What is the effect of switching from Tacrolimus (tacrolimus) to Sirolimus (sirolimus) on the risk of recurrent non-melanoma skin cancer?

From the Guidelines

Switching from tacrolimus to sirolimus is strongly recommended for transplant recipients with a history of recurrent or de novo non-melanoma skin cancer, as it reduces the risk of recurrent non-melanoma skin cancer. This recommendation is based on the most recent and highest quality study, which suggests that an mTORi-based immunosuppression regimen, such as sirolimus, is beneficial in patients with a high risk of hepatic or extrahepatic cancer recurrence 1. The use of sirolimus has been shown to have anti-proliferative and anti-angiogenic properties, which can help reduce the incidence of new skin cancers and slow the growth of existing lesions.

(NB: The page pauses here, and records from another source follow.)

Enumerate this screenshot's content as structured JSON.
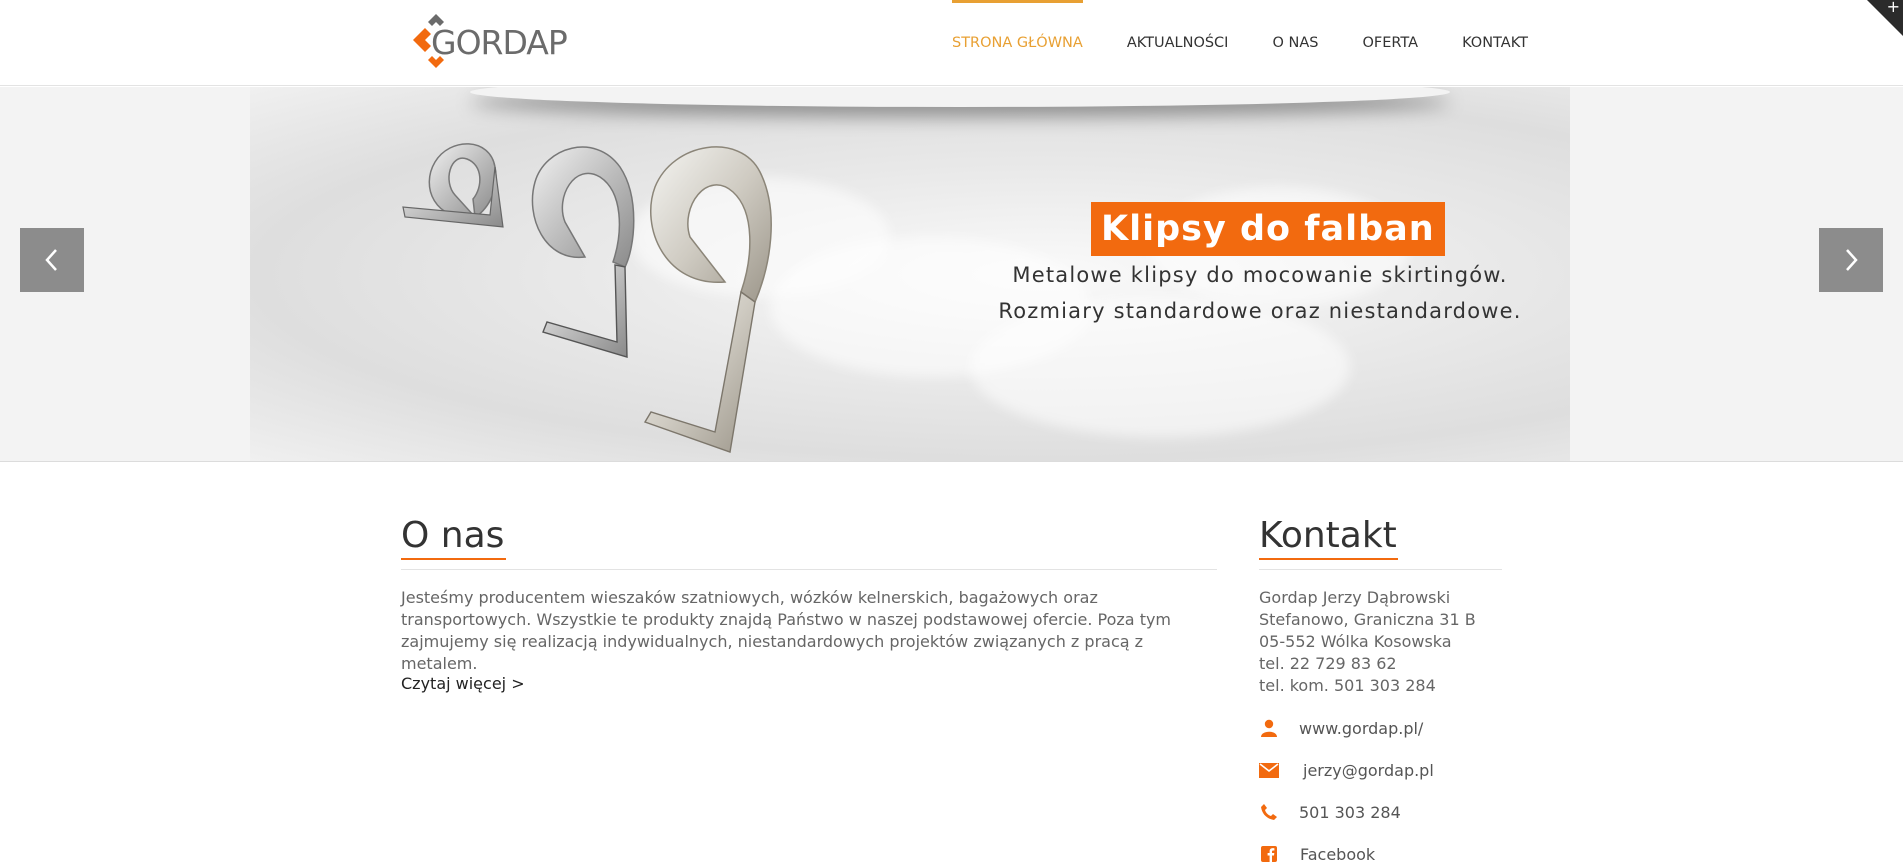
{
  "logo": {
    "text": "GORDAP"
  },
  "nav": {
    "items": [
      {
        "label": "STRONA GŁÓWNA"
      },
      {
        "label": "AKTUALNOŚCI"
      },
      {
        "label": "O NAS"
      },
      {
        "label": "OFERTA"
      },
      {
        "label": "KONTAKT"
      }
    ],
    "active_index": 0
  },
  "colors": {
    "accent": "#f26a0f",
    "nav_active": "#e8a033"
  },
  "slider": {
    "title": "Klipsy do falban",
    "line1": "Metalowe klipsy do mocowanie skirtingów.",
    "line2": "Rozmiary standardowe oraz niestandardowe."
  },
  "about": {
    "title": "O nas",
    "text": "Jesteśmy producentem wieszaków szatniowych, wózków kelnerskich, bagażowych oraz transportowych. Wszystkie te produkty znajdą Państwo w naszej podstawowej ofercie. Poza tym zajmujemy się realizacją indywidualnych, niestandardowych projektów związanych z pracą z metalem.",
    "read_more": "Czytaj więcej >"
  },
  "contact": {
    "title": "Kontakt",
    "lines": [
      "Gordap Jerzy Dąbrowski",
      "Stefanowo, Graniczna 31 B",
      "05-552 Wólka Kosowska",
      "tel. 22 729 83 62",
      "tel. kom. 501 303 284"
    ],
    "website": "www.gordap.pl/",
    "email": "jerzy@gordap.pl",
    "phone": "501 303 284",
    "facebook": "Facebook"
  }
}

The conversion from tacrolimus to sirolimus should be done gradually, with overlap between medications to prevent rejection, typically starting sirolimus while tacrolimus is still being administered, then slowly tapering tacrolimus as sirolimus reaches therapeutic levels (usually 5-15 ng/mL) 1. Patients should be monitored for sirolimus side effects, including hyperlipidemia, proteinuria, delayed wound healing, and mouth ulcers.

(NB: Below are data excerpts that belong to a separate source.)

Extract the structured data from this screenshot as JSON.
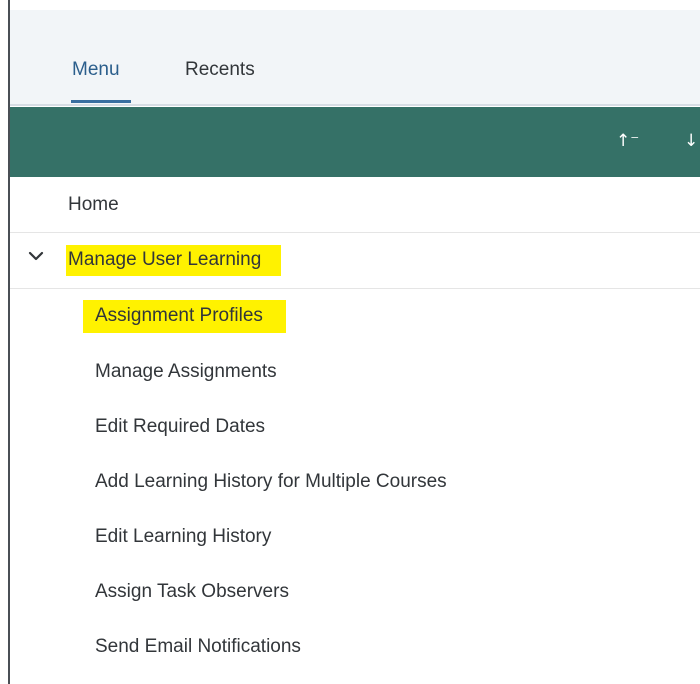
{
  "tabs": {
    "menu_label": "Menu",
    "recents_label": "Recents"
  },
  "toolbar": {
    "sort_ascending_label": "↑⁻",
    "sort_descending_label": "↓",
    "background_color": "#357167"
  },
  "menu": {
    "home_label": "Home",
    "group_label": "Manage User Learning",
    "group_expanded": true,
    "children": [
      "Assignment Profiles",
      "Manage Assignments",
      "Edit Required Dates",
      "Add Learning History for Multiple Courses",
      "Edit Learning History",
      "Assign Task Observers",
      "Send Email Notifications"
    ]
  },
  "highlight_color": "#fff200"
}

Key points to consider when switching from tacrolimus to sirolimus include:

• The protective effect against skin cancer begins within months of conversion but becomes more pronounced over time
• Sirolimus may have a specific threshold at which prevention of skin cancer is balanced with minimization of adverse events
• The switch is most beneficial for transplant patients who have already developed multiple skin cancers or have high-risk features
• The use of sirolimus is limited by a relatively high rate of discontinuation, mainly due to side effects, but the reduced risk of keratinocyte carcinoma persists when using low-dose sirolimus 1.

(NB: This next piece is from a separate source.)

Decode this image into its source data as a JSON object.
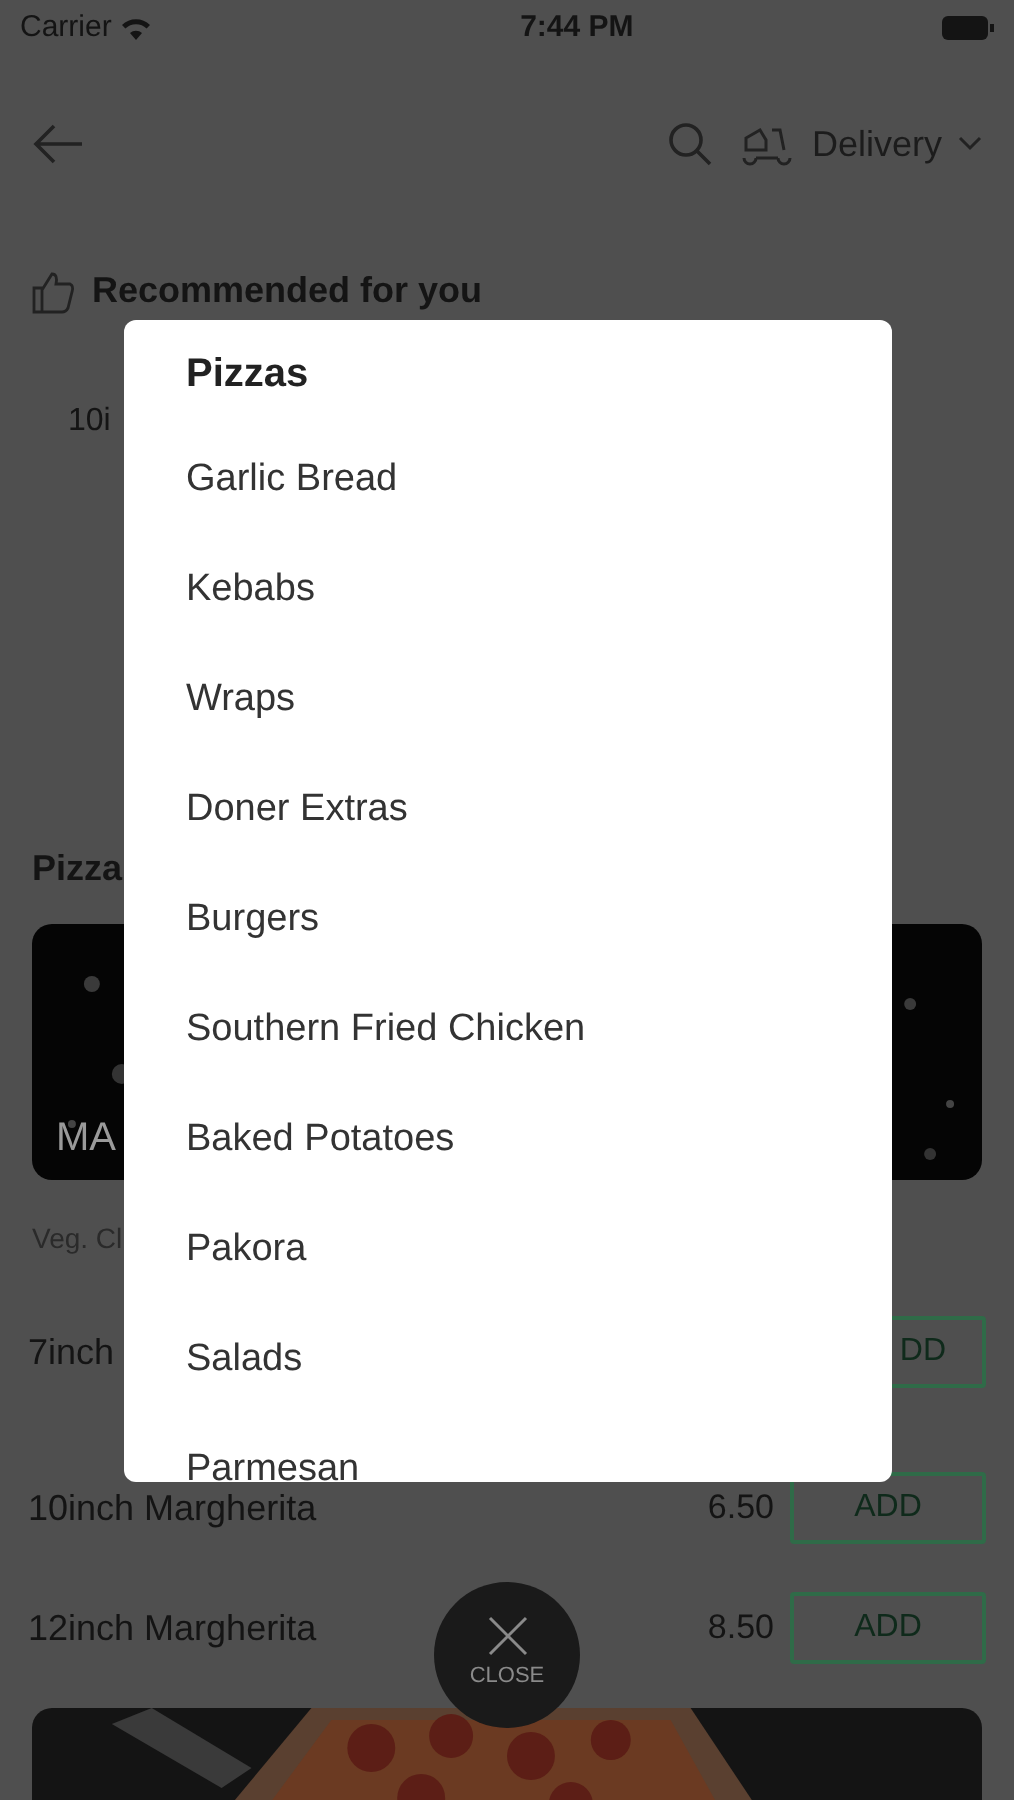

Overall, the switch from tacrolimus to sirolimus is a recommended approach for reducing the risk of recurrent non-melanoma skin cancer in transplant recipients, and should be considered on a case-by-case basis, taking into account the individual patient's risk factors and medical history.

From the Research

Effect of Switching from Tacrolimus to Sirolimus on Non-Melanoma Skin Cancer Risk

• The risk of recurrent non-melanoma skin cancer is significantly reduced when switching from Tacrolimus (a calcineurin inhibitor) to Sirolimus (an mTOR inhibitor) 2, 3, 4.
• A prospective, randomized, assessor-blinded, controlled clinical trial found that switching to Sirolimus-based immunosuppression inhibited the progression of premalignancies and reduced the incidence of new non-melanoma skin cancer 2.
• A meta-analysis of randomized controlled trials found that Sirolimus-based immunosuppression decreased the risk of non-melanoma skin cancer, including both squamous-cell carcinoma and basal-cell carcinoma 3.
• A retrospective study found that switching from calcineurin inhibitor to Sirolimus-based immunosuppression reduced the incidence of non-melanoma skin cancer in kidney and liver transplant recipients 4.
• A case report described a cardiac transplant recipient with recurrent non-melanoma skin cancer who experienced remission of field cancerization after conversion from calcineurin inhibitor- to Sirolimus-based immunosuppression 5.

Key Findings

• Sirolimus-based immunosuppression can delay the development of premalignancies, induce regression of preexisting lesions, and decelerate the incidence of new non-melanoma skin cancer 2.
• The risk of non-melanoma skin cancer is significantly lower in patients receiving Sirolimus-based immunosuppression compared to those receiving calcineurin inhibitor-based immunosuppression 3, 4.
• The antiproliferative effect of Sirolimus may contribute to its ability to reduce the risk of non-melanoma skin cancer 5.

Study Results

• A study found that 9 patients developed histologically confirmed non-melanoma skin cancer: 1 in the Sirolimus group and 8 in the control group (p = 0.0176) 2.
• A meta-analysis found that Sirolimus-based immunosuppression decreased the risk of non-melanoma skin cancer by 51% (RR = 0.49,95%CI 0.32-0.76, P = 0.001) 3.
• A retrospective study found that the incidence rate ratio for post versus pre-conversion non-melanoma skin cancer rates was 0.48 (0.31-0.74) in kidney transplant recipients and 0.49 (0.22-1.09) in liver transplant recipients 4.